In de situatie dat de overstroming niet is gemeld en er geen afbakening heeft kunnen plaatsvinden tussen wel en niet overstroomde pootaardappelen, gelden ook maatregelen voor niet overstroomde aardappelen en mogelijk voor het gehele bedrijf.
Toezicht op het verbod
De Nederlandse aardappelsector en de Nederlandse overheid willen de aardappelteelt vrijhouden van bruinrot. Daarom is het erg belangrijk dat aardappeltelers zich aan het verbod op het gebruik van oppervlaktewater houden. Overtredingen kunnen gemeld worden bij de NVWA.
- De keurmeesters van de NAK doen melding bij ons bij (vermoedens van) gebruik van oppervlaktewater.
- Stichting TBM kijkt bij de veldinspecties van TBM-pootgoed naar (aanwijzingen voor) gebruik van oppervlaktewater.
- LTO heeft telers opgeroepen om bij (vermoedens van) gebruik van oppervlaktewater in de pootgoedteelt melding te doen aan de NVWA.
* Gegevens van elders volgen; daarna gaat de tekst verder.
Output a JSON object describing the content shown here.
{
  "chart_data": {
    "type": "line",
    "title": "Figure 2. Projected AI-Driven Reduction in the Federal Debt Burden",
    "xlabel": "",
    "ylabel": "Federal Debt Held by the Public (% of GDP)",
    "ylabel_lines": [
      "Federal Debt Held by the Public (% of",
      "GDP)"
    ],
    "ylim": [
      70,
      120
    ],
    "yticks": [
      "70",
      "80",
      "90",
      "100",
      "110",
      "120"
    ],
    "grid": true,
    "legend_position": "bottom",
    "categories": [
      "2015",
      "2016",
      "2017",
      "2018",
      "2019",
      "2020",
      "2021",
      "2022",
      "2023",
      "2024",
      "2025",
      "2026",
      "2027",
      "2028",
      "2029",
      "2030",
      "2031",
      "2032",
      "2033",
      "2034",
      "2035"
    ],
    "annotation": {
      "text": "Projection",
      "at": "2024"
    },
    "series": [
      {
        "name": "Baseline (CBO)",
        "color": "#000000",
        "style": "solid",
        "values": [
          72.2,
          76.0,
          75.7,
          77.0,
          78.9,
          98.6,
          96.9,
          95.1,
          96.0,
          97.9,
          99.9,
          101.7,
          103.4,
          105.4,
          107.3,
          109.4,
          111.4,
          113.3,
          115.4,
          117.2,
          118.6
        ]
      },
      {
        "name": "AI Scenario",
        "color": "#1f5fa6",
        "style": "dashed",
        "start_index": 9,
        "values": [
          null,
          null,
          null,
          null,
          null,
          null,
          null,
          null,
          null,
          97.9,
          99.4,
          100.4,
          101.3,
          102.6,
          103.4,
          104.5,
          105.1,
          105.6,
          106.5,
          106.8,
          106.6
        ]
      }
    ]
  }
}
- Wij voeren zelf ook toezicht uit op de naleving van de beregeningsverboden.
Wat gebeurt er bij een overtreding?
Als wij vaststellen dat het verbod op gebruik van oppervlaktewater is overtreden, maken we een rapport van bevindingen op. Op basis hiervan kan een boete worden opgelegd. Daarnaast nemen we maatregelen om de verspreiding van de mogelijk aanwezige bruinrotbacterie tegen te gaan.